Bom dia! São 9h35 de uma quinta-feira, 21 de maio de 2026, e enquanto o mercado da B3 se prepara para abrir as portas em pouco mais de 30 minutos, o clima é de expectativa e atenção redobrada. Depois de uma quarta-feira de respiro e recuperação, o Ibovespa tenta consolidar os ganhos e quem sabe, voltar a flertar com os 180 mil pontos.

O que diz o overnight

Para entender a temperatura de hoje, é preciso olhar para o que aconteceu do outro lado do mundo. Na Ásia, os mercados fecharam majoritariamente em alta, impulsionados por um certo otimismo em relação a possíveis avanços nas negociações entre os EUA e o Irã, o que aliviou a pressão sobre o petróleo. Esse sentimento de "risco apétite" se espalhou, e Europa também operou no positivo na maior parte do pregão. Wall Street, que já abriu, acompanha essa onda, buscando estender os ganhos.

Os contratos futuros americanos sinalizam um início positivo para a sessão por lá, embora com uma dose de cautela. A temporada de balanços nos EUA segue repercutindo, com destaque para os números da Walmart que serão divulgados hoje, e que podem dar um termômetro importante para o setor varejista global.

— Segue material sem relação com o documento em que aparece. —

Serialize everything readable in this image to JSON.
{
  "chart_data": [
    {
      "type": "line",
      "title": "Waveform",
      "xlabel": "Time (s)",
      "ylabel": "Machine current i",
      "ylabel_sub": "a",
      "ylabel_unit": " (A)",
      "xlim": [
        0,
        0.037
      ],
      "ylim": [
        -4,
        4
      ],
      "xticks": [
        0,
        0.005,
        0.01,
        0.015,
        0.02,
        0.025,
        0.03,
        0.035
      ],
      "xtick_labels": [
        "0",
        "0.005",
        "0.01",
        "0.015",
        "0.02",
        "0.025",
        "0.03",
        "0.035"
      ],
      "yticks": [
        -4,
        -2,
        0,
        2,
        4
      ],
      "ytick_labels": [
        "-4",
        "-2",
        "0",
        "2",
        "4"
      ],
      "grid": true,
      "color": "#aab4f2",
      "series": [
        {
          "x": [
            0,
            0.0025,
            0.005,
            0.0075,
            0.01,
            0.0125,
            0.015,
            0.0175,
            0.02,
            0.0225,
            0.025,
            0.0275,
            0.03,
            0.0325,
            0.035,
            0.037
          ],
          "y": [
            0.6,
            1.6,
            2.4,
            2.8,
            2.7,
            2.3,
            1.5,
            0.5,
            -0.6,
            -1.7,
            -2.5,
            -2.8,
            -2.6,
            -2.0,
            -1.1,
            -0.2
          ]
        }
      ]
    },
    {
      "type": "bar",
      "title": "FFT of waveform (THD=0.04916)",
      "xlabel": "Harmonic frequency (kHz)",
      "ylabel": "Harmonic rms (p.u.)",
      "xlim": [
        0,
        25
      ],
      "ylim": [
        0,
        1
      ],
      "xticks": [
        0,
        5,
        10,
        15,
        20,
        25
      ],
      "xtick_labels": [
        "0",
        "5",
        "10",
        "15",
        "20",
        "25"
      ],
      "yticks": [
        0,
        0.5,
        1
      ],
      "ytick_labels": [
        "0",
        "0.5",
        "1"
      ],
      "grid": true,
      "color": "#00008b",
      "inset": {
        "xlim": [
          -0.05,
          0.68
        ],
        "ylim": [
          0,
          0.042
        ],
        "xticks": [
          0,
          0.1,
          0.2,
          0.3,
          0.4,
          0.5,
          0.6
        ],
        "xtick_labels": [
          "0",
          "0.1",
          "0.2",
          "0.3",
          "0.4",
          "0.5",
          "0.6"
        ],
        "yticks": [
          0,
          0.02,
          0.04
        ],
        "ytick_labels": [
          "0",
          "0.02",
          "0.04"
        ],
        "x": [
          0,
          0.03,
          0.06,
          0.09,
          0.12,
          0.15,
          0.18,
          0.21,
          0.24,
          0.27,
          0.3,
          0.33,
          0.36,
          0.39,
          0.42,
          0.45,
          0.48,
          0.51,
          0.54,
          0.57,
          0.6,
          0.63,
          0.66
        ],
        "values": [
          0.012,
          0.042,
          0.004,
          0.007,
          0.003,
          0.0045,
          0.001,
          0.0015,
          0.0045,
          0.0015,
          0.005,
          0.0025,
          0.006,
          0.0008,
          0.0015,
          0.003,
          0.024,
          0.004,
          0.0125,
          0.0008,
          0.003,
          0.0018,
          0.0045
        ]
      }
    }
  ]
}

Além disso, a ata do Federal Reserve e os resultados da Nvidia, divulgados na noite passada, continuam sendo analisados de perto pelos investidores, que buscam pistas sobre os próximos passos da política monetária americana.

Foco no Brasil: dados e mais dados

Por aqui, a manhã reserva eventos importantes que podem mexer com o mercado. A divulgação dos PMIs (Índices de Gerentes de Compras) da indústria e de serviços em diversas economias, incluindo Estados Unidos, Zona do Euro e Japão, já está no radar. Esses indicadores medem a saúde da atividade econômica, e números melhores que o esperado podem reforçar o otimismo.

No cenário doméstico, acontece a reunião mensal do Conselho Monetário Nacional (CMN) para definir diretrizes importantes para o Sistema Financeiro Nacional. Embora o impacto direto na abertura possa ser limitado, as decisões tomadas ali sempre merecem atenção para o médio e longo prazo. Mais tarde, teremos a divulgação da arrecadação federal de abril às 15h, um dado que pode influenciar a percepção sobre a saúde das contas públicas. Lá fora, os pedidos semanais de auxílio-desemprego nos EUA também são um ponto de atenção, com projeções indicando um número estável em torno de 210 mil pedidos.

Cenário técnico e as ações

Do ponto de vista técnico, o Ibovespa ainda navega em águas que exigem prudência. Após registrar uma forte recuperação na quarta-feira, o índice ainda negocia abaixo das médias móveis importantes, o que mantém um viés pressionado no curto prazo. A superação de regiões de resistência, como os 178.790 pontos, seria um passo crucial para que o índice ganhe fôlego e comece a mirar patamares mais elevados, como os 180 mil pontos, um número psicológico importante.

No pregão de ontem, vimos movimentos interessantes em algumas ações. A CSN Mineração se destacou positivamente, enquanto Petrobras apresentou a maior queda. Movimentos como esses, de ações específicas, mostram que mesmo em dias de recuperação geral, a seletividade é a palavra de ordem para o investidor, buscando maximizar os bons desempenhos.

As expectativas para hoje são de um mercado que tentará sustentar a recuperação, mas a volatilidade deve permanecer como companheira. Acompanhar o fluxo estrangeiro, o comportamento das commodities (especialmente petróleo e minério de ferro) e as sinalizações sobre juros nos EUA serão cruciais para entender a direção que o mercado de ações brasileiro tomará ao longo do dia.

Lembrem-se, o cenário está em constante construção. Nosso papel é analisar os indicadores e o contexto, mas a decisão final sobre onde alocar seus recursos é sempre sua. Fiquem atentos aos próximos desdobramentos!